Lahirnya sebuah istilah Post-Behavioral dalam rangka membentuk sebuah paradigma baru terhadap fenomena yang sudah tidak relevan lagi apabila dikaji dengan pendekatan behavioral.[3] Karena kalangan post-behavioral memiliki penekan terhadap dua nilai yang menjadi landasan berfikir mereka, yaitu relevansi dan tidakan. Artinya ada dugaan bahwa ilmu politik telah didefenisikan terlalu sempit dan relative diidentifikasikan terhadap tatanan yang sudah mapan.
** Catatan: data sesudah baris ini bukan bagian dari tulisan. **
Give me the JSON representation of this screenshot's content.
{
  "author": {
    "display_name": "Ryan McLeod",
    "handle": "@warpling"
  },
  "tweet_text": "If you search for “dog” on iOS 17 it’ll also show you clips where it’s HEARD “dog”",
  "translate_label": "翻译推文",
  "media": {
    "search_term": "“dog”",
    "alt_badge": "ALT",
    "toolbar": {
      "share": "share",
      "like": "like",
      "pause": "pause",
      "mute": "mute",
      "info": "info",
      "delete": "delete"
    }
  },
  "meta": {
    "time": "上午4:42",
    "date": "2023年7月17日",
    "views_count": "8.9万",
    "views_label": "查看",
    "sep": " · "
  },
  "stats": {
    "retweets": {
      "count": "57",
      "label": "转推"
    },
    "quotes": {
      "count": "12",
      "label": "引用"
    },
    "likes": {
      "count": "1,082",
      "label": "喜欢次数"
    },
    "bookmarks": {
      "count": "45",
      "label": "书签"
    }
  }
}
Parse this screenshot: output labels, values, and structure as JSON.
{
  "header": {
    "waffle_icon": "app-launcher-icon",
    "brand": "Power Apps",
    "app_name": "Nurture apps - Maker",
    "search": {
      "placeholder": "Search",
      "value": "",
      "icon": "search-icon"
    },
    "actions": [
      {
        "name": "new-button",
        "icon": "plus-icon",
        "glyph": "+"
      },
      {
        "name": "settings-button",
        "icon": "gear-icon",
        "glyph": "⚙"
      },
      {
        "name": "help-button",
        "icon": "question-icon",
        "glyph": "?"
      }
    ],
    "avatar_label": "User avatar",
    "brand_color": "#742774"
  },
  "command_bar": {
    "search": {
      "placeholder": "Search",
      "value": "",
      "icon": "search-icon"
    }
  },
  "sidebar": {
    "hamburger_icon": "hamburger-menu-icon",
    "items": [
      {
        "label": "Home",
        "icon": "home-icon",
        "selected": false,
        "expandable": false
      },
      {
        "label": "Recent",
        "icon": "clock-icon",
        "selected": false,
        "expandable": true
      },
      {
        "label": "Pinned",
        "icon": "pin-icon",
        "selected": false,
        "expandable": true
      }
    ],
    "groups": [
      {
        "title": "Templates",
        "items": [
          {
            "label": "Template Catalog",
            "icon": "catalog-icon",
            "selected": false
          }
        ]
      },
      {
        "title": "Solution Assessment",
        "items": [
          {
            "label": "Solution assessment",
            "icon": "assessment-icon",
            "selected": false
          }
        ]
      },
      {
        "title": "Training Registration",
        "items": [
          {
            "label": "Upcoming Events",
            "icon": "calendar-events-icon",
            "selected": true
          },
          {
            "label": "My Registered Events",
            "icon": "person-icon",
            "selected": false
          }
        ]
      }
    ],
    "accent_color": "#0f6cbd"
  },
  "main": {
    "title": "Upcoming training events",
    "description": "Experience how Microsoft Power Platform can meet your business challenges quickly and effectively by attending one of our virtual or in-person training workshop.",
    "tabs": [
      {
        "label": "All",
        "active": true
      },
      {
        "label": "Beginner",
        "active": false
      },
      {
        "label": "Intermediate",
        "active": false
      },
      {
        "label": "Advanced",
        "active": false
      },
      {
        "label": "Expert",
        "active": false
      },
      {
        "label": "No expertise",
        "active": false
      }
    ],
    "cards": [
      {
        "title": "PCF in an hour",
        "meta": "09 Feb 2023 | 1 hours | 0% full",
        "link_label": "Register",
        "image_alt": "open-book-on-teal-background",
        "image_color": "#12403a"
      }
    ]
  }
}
Seharusnya para ilmuan politik tdak hanya mengurai teori yang ideal dalam struktur masyarakat tetapi juga ikut andil dalam praktek di lapangan untuk membangun system yang mapan.
Landasan Berfikir Kaum Post-Behavioralis

Pemahaman terhadap post-behavioralisme seharusnya jangan dicampuradukan terhadap pemahaman tradisionalisme, walaupun sering dikaitkan terhadap kritik nya terhadap kaum behavioralis. Tetapi itu bukan sebuah landasan yang cukup kuat untuk menyamakan pemikiran itu. Tradisionalisme terlalu berkutat pada pemikiran klasik  dan percaya akan terjadi nya sebuah pengulangan sejarah dan menolak validitas atas perkembangan tingkah laku manusia. Sedangkan pada sisi post-behavioralisme menerima apa-apa yang telah dicapai pada era behavioralisme, dan lebih menekankan ilmu poltik terhadap cakrawala yang lebih maju.
Dua tuntutan utama dari post-behavioralisme adalah relevansi dan tindakan. David Easton yang pada suatu saat pernah menguraikan satu persatu 8 karakter utama behavioralisme dan menamakan nya sebagai “batu loncatan intelektual” dari gerakan tersebut, kini muncul dengan 7 sifat karakter post-behavioralisme dan dia menamakan nya dengan “suatu penyulingan bayangan maksimal”. Ketujuh karakter tersebut secara maksimal dapat di jelaskan sebagai berikut:
(1)Dalam penelitian politik, “substansi atau isis pokok harus mendahului teknik”. Mungkin ada baiknya memiliki alat penelitian yang canggih., tetapi hal yang paling penting adalah tujuan, hal yang mengharuskan alat-alat tersebut digunakan. Jika suatu penelitian ilmiah tidak relevan dan tidak memiliki apa-apa bagi masalah-masalah social yang mendesak pada saat ini, maka penelitian tersebut tidak berharga sama sekali untuk dilakukan. Terhadap satu  slogan yang dibunyikan oleh kaum behavioralis, “lebih baik salah dari pada kabur”, justru kaum post-behavioralis mengatakan “lebih baik kabur  daripada salah dan tidak relevan”.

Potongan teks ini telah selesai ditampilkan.